ALBANY — A comprehensive bill to combat climate change is on the verge of becoming the first major casualty of the legislative session, according to Gov. Andrew M. Cuomo, although several legislators are fighting back.
Cuomo said this week at two events that he doesn’t expect the proposed Climate & Community Protection Act to be approved in the final 10 days of the session. He said it is no longer among his priorities for this session.
The bill would set aggressive lower goals to reduce greenhouse gases from motor vehicles and development, and reduce the dependence on fossil fuels by shifting to renewable resources such as wind and solar power, among other actions.
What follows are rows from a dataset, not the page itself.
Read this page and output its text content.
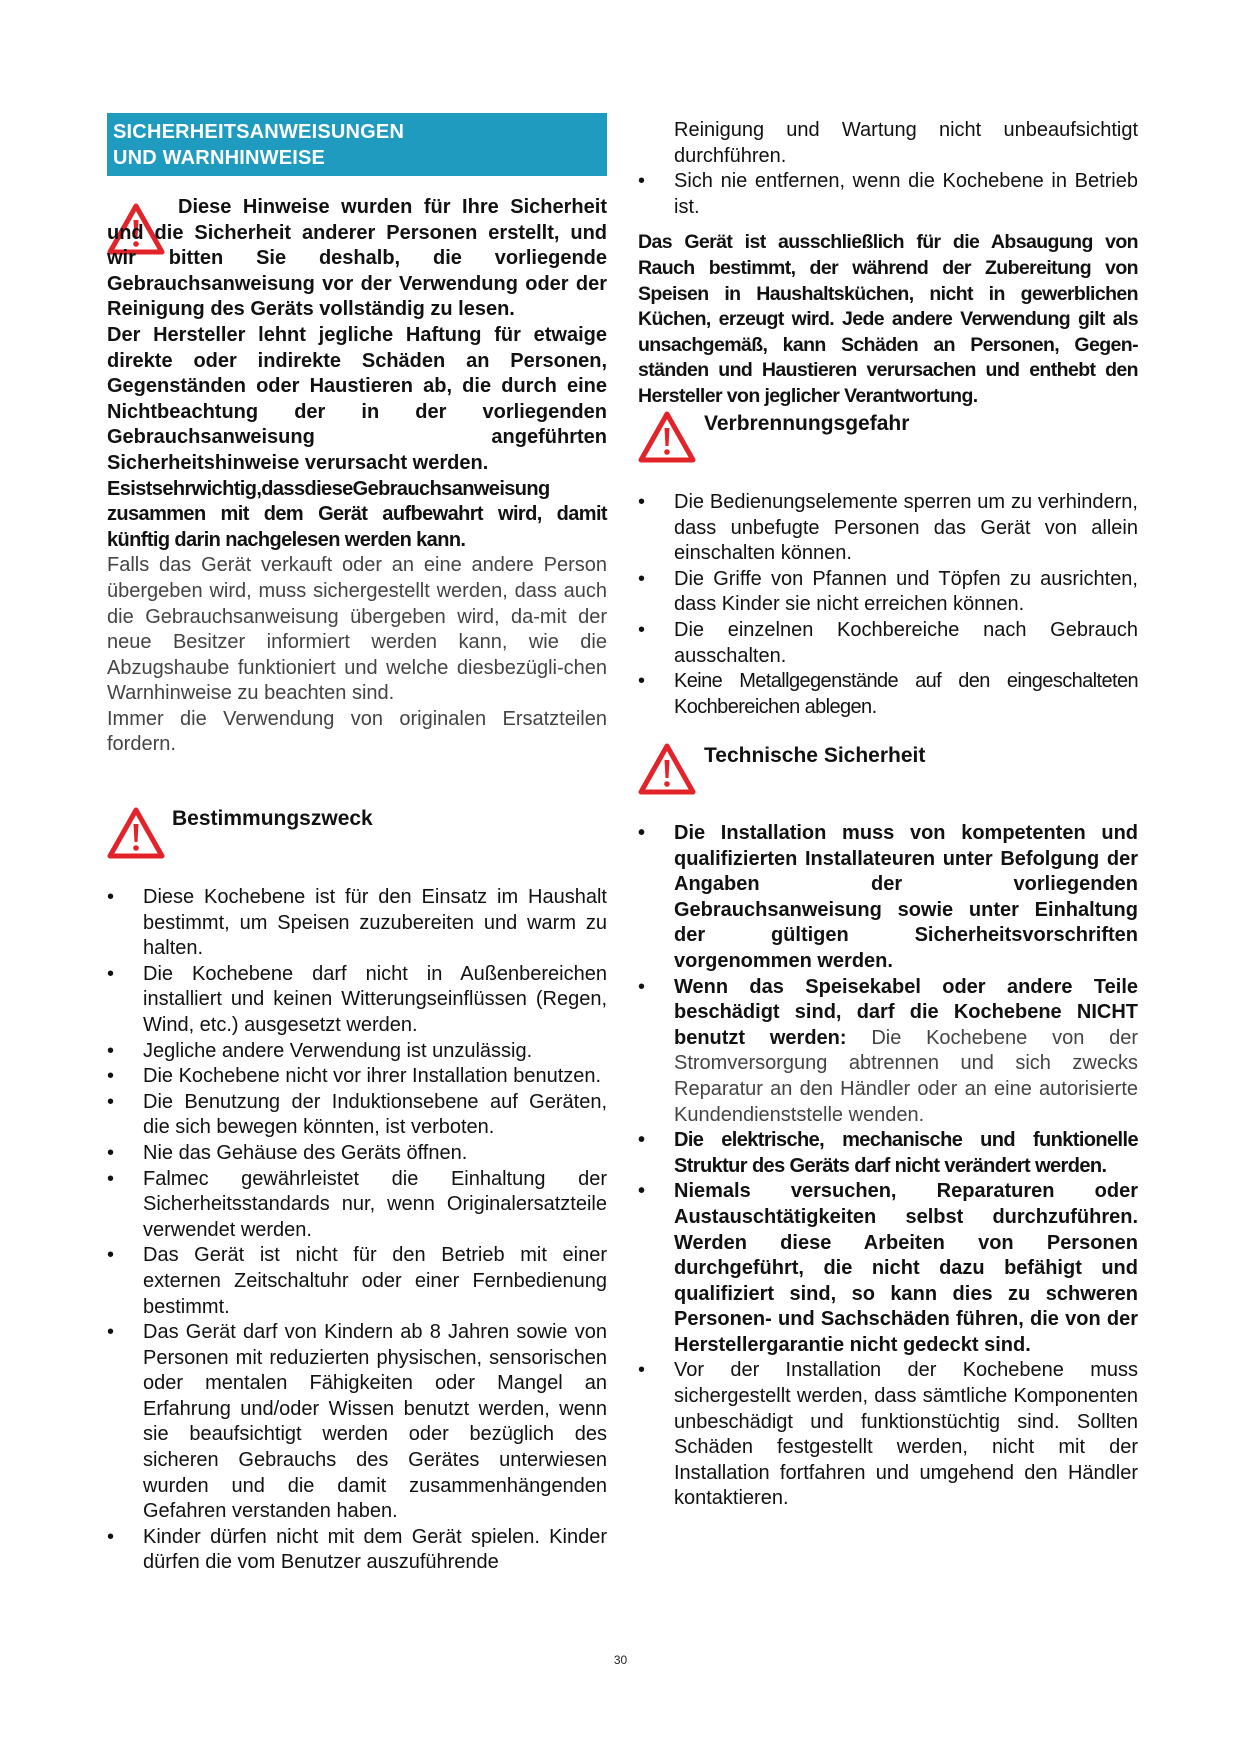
SICHERHEITSANWEISUNGEN
UND WARNHINWEISE

Diese Hinweise wurden für Ihre Sicherheit und die Sicherheit anderer Personen erstellt, und wir bitten Sie deshalb, die vorliegende Gebrauchsanweisung vor der Verwendung oder der Reinigung des Geräts vollständig zu lesen.

Der Hersteller lehnt jegliche Haftung für etwaige direkte oder indirekte Schäden an Personen, Gegenständen oder Haustieren ab, die durch eine Nichtbeachtung der in der vorliegenden Gebrauchsanweisung angeführten Sicherheitshinweise verursacht werden.

Esistsehrwichtig,dassdieseGebrauchsanweisung zusammen mit dem Gerät aufbewahrt wird, damit künftig darin nachgelesen werden kann.

Falls das Gerät verkauft oder an eine andere Person übergeben wird, muss sichergestellt werden, dass auch die Gebrauchsanweisung übergeben wird, da-mit der neue Besitzer informiert werden kann, wie die Abzugshaube funktioniert und welche diesbezügli-chen Warnhinweise zu beachten sind.

Immer die Verwendung von originalen Ersatzteilen fordern.

Bestimmungszweck
•	Diese Kochebene ist für den Einsatz im Haushalt bestimmt, um Speisen zuzubereiten und warm zu halten.
•	Die Kochebene darf nicht in Außenbereichen installiert und keinen Witterungseinflüssen (Regen, Wind, etc.) ausgesetzt werden.
•	Jegliche andere Verwendung ist unzulässig.
•	Die Kochebene nicht vor ihrer Installation benutzen.
•	Die Benutzung der Induktionsebene auf Geräten, die sich bewegen könnten, ist verboten.
•	Nie das Gehäuse des Geräts öffnen.
•	Falmec gewährleistet die Einhaltung der Sicherheitsstandards nur, wenn Originalersatzteile verwendet werden.
•	Das Gerät ist nicht für den Betrieb mit einer externen Zeitschaltuhr oder einer Fernbedienung bestimmt.
•	Das Gerät darf von Kindern ab 8 Jahren sowie von Personen mit reduzierten physischen, sensorischen oder mentalen Fähigkeiten oder Mangel an Erfahrung und/oder Wissen benutzt werden, wenn sie beaufsichtigt werden oder bezüglich des sicheren Gebrauchs des Gerätes unterwiesen wurden und die damit zusammenhängenden Gefahren verstanden haben.
•	Kinder dürfen nicht mit dem Gerät spielen. Kinder dürfen die vom Benutzer auszuführende

Reinigung und Wartung nicht unbeaufsichtigt durchführen.

•	Sich nie entfernen, wenn die Kochebene in Betrieb ist.

Das Gerät ist ausschließlich für die Absaugung von Rauch bestimmt, der während der Zubereitung von Speisen in Haushaltsküchen, nicht in gewerblichen Küchen, erzeugt wird. Jede andere Verwendung gilt als unsachgemäß, kann Schäden an Personen, Gegen-ständen und Haustieren verursachen und enthebt den Hersteller von jeglicher Verantwortung.

Verbrennungsgefahr
•	Die Bedienungselemente sperren um zu verhindern, dass unbefugte Personen das Gerät von allein einschalten können.
•	Die Griffe von Pfannen und Töpfen zu ausrichten, dass Kinder sie nicht erreichen können.
•	Die einzelnen Kochbereiche nach Gebrauch ausschalten.
•	Keine Metallgegenstände auf den eingeschalteten Kochbereichen ablegen.
Technische Sicherheit
•	Die Installation muss von kompetenten und qualifizierten Installateuren unter Befolgung der Angaben der vorliegenden Gebrauchsanweisung sowie unter Einhaltung der gültigen Sicherheitsvorschriften vorgenommen werden.
•	Wenn das Speisekabel oder andere Teile beschädigt sind, darf die Kochebene NICHT benutzt werden: Die Kochebene von der Stromversorgung abtrennen und sich zwecks Reparatur an den Händler oder an eine autorisierte Kundendienststelle wenden.
•	Die elektrische, mechanische und funktionelle Struktur des Geräts darf nicht verändert werden.
•	Niemals versuchen, Reparaturen oder Austauschtätigkeiten selbst durchzuführen. Werden diese Arbeiten von Personen durchgeführt, die nicht dazu befähigt und qualifiziert sind, so kann dies zu schweren Personen- und Sachschäden führen, die von der Herstellergarantie nicht gedeckt sind.
•	Vor der Installation der Kochebene muss sichergestellt werden, dass sämtliche Komponenten unbeschädigt und funktionstüchtig sind. Sollten Schäden festgestellt werden, nicht mit der Installation fortfahren und umgehend den Händler kontaktieren.
30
The bill is aimed at combating the rising temperatures of climate change that supporters blame for extreme storms and dangerous rises in sea level.
Supporters said legislative action is needed because the damage from climate change is accelerating. “We can all do that within the next nine days,” said Sen. Todd Kaminsky (D-Long Beach), chairman of the Senate Environmental Conservation Committee. “We will not take ‘no’ for an answer.”
Cuomo said his 10 priorities now for passage by the June 19 scheduled end of session include a rent control bill, women’s rights issues, ending the statute of limitations on second- and third-degree rape, ending a “gay panic” defense in connection with assaults on gay victims; and turning his executive order into law that empowers the attorney general to handle police shooting cases.
Democratic legislators pushing the climate change bill are led by Long Islanders: Kaminsky and Assemb. Steven Englebright (D-Setauket), who blame superstorm Sandy on climate change.
The issue could force another confrontation between Cuomo and the new Democratic majority of the Senate. The Assembly and Senate could choose to negotiate a bill between themselves and pass it, but that would risk a veto by Cuomo. The Legislature has never tried to override a Cuomo veto, but this is the first year the Senate has been led by Democratic progressives willing to challenge the governor.
“The issue is the most important and pressing issue in our state and nation and, arguably, in the world,” said Englebright, chairman of the Assembly Environmental Conservation Committee.
The June 19 end of session isn’t set in law, but decided each year by legislative leaders and has often been exceeded when the Senate or Assembly didn’t finish business they wanted to complete.
The Assembly has passed the climate change bill in each of the last three years, but it was stopped by the former Republican majority of the Senate. Kaminsky said all 39 Democrats in the Senate said they support the bill, which would be seven more votes than needed. The bill, however, has made little progress in the Senate since it was introduced in January.
In the closing days of a legislative session, the priorities of the governor and legislative leaders are negotiated behind closed doors. The deal is often released in the final days of the session in what is often referred to as the big ugly — a term for an omnibus bill that combines major but unrelated issues.
“It would be ideal if there was a three-way agreement,” said Julie Tighe, president of the New York League of Conservation Voters. “But most important is that we want action this year.”
She called on Cuomo to re-engage in the fight to pass the bill, which was once one of his own priorities.
New York City Mayor Bill de Blasio noted Cuomo and the legislature have already made strides against climate change this session. They include enacting a congestion pricing plan for New York City, which should reduce traffic in Manhattan, and blocking a proposed pipeline from New Jersey to provide natural gas to the city and Long Island that could have been a threat to water quality.